Primeiramente temos que falar sobre os conceitos. As expressões povos originários, mulheres e religião remetem a campos de significados distintos entre si. Mas são envoltas no trabalho contínuo de procurar as palavras corretas para nomear os fenômenos visíveis e invisíveis disponíveis.

Por exemplo, “povos originários” é expressão atrelada ao estudo dos processos de ocupação e colonização das terras “descobertas” pela Europa em seu processo de expansão político-econômica por meios marítimos. Na Oceania, a expressão usada foi aborígene, enquanto nas Américas prevaleceu o uso da expressão índio e posteriormente povos indígenas.

Chegar às índias por rotas alternativas inaugurou o tempo conhecido na história europeia como mercantilismo, bisavô daquilo que hoje chamamos capitalismo (aqui sugiro a divertida leitura de Eduardo Bueno em seu livro A coroa, a cruz e a espada – Lei, ordem e corrupção no Brasil).

Mulher, por outro lado, é palavra reencantada desde os movimentos feministas existentes desde o século XVIII e particularmente depois do trabalho de Simone de Beauvoir em O Segundo Sexo. Pensando nos possíveis significados para a palavra digitei no google “mulher” e apareceram 323 milhões de possibilidades. A Wikipédia logo apontou “O termo ‘mulher’ é usado para indicar tanto distinções sexuais biológicas quanto distinções socioculturais”. Gostei do conceito porque ajuda o que quero partilhar neste pequeno texto.

Quando comecei meu trabalho entre o povo kanamari no sudoeste do Amazonas, meus olhos eram como os de criança pequena aprendendo os nomes das coisas, das relações e dos significantes disponíveis. Uma palavra nova foi Tuxáua. Os padres jesuítas criaram no século XVI uma língua comum para facilitar a catequese que ficou conhecida como Nhengatu. Tuxáua é a palavra do Nhengatu para chefe da tribo. Provavelmente influenciados pela estrutura clânica tupi-guarani que apresentava a figura de um chefe clânico.

Logo percebi que as aldeias kanamari todas podiam apresentar como primeiro contato quem era seu tuxáua. A palavra, estranha às estruturas linguísticas e sociais dos kanamari, era utilizada como moeda de contato inter-étnico entre kanamari e não-kanamari. As comunidades das aldeias agiam assim desde muitos tempos ancestrais que remetem às origens dos contatos com os colonizadores.

Deduzi que a constituição de um persona Tuxáua na aldeia era exigência do contato, pois esta figura era (e ainda é) totalmente estranha às estruturas internas e ordenadoras da cultura kanamari. E o tuxáua seria sempre um homem, também por exigência do contato. Isto provavelmente porque é impensável para o colonizador, ainda que mulher, que um tuxáua seja mulher.

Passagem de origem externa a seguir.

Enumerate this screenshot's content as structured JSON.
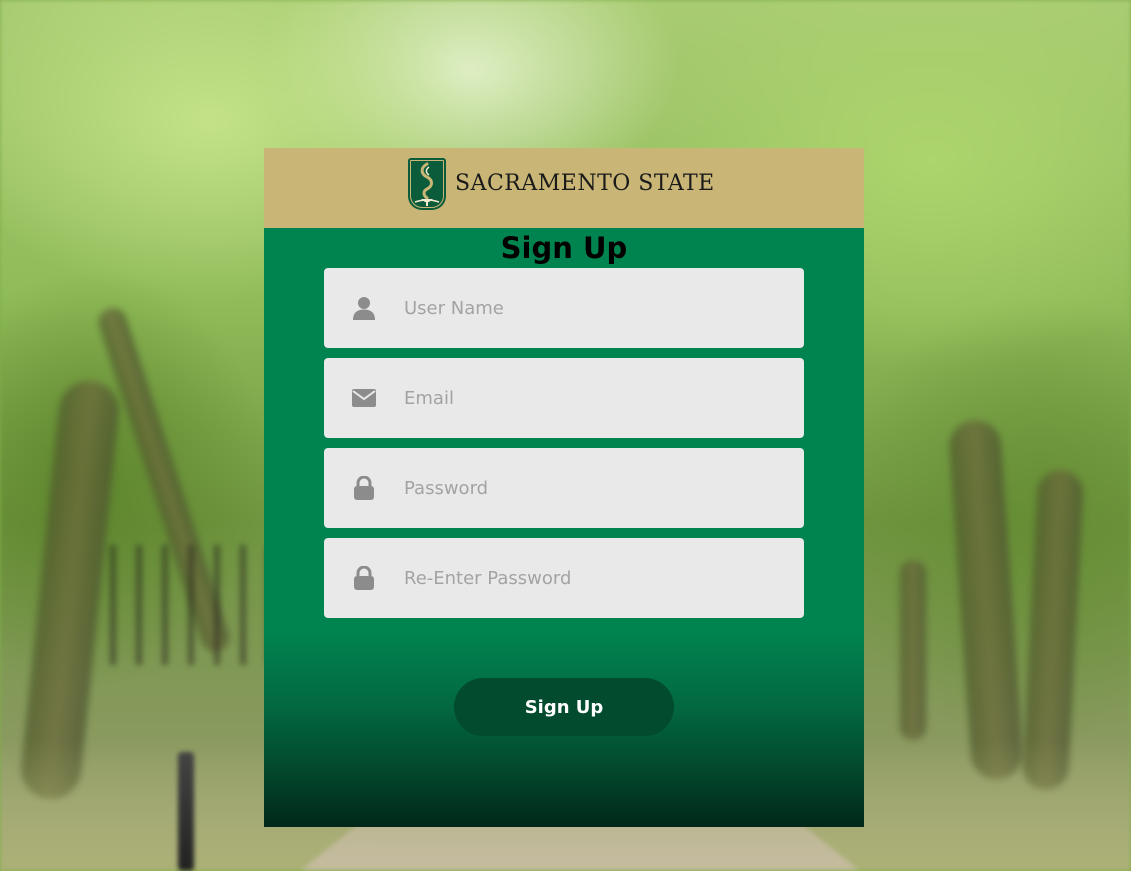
{
  "header": {
    "logo_text": "SACRAMENTO STATE"
  },
  "form": {
    "title": "Sign Up",
    "fields": [
      {
        "icon": "user-icon",
        "placeholder": "User Name",
        "value": ""
      },
      {
        "icon": "envelope-icon",
        "placeholder": "Email",
        "value": ""
      },
      {
        "icon": "lock-icon",
        "placeholder": "Password",
        "value": ""
      },
      {
        "icon": "lock-icon",
        "placeholder": "Re-Enter Password",
        "value": ""
      }
    ],
    "submit_label": "Sign Up"
  },
  "colors": {
    "header_gold": "#c9b676",
    "card_green": "#00844f",
    "button_green": "#034b2e",
    "input_bg": "#e9e9e9",
    "icon_gray": "#8c8c8c",
    "brand_green": "#0a5c3a"
  }
}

Mulheres não são chefes, por definição, por constituição e por destinação.

Não demorou muito para que eu aprendesse que o papel de liderança cultural das mulheres nas atividades clânicas eram potentes e determinantes em vários processos decisórios. Mas invisíveis diante dos olhares dos antropólogos, arqueólogos e outras profissões indigenistas, ainda que mulheres. Por quê?

Esta pergunta exige uma longa resposta que ainda hoje tento construir com minha pesquisa. Por enquanto, ficamos com o óbvio: os projetos colonizadores autoritários presentes nas formas modernas do capitalismo não podem prescindir da destinação da mulher ao não-poder.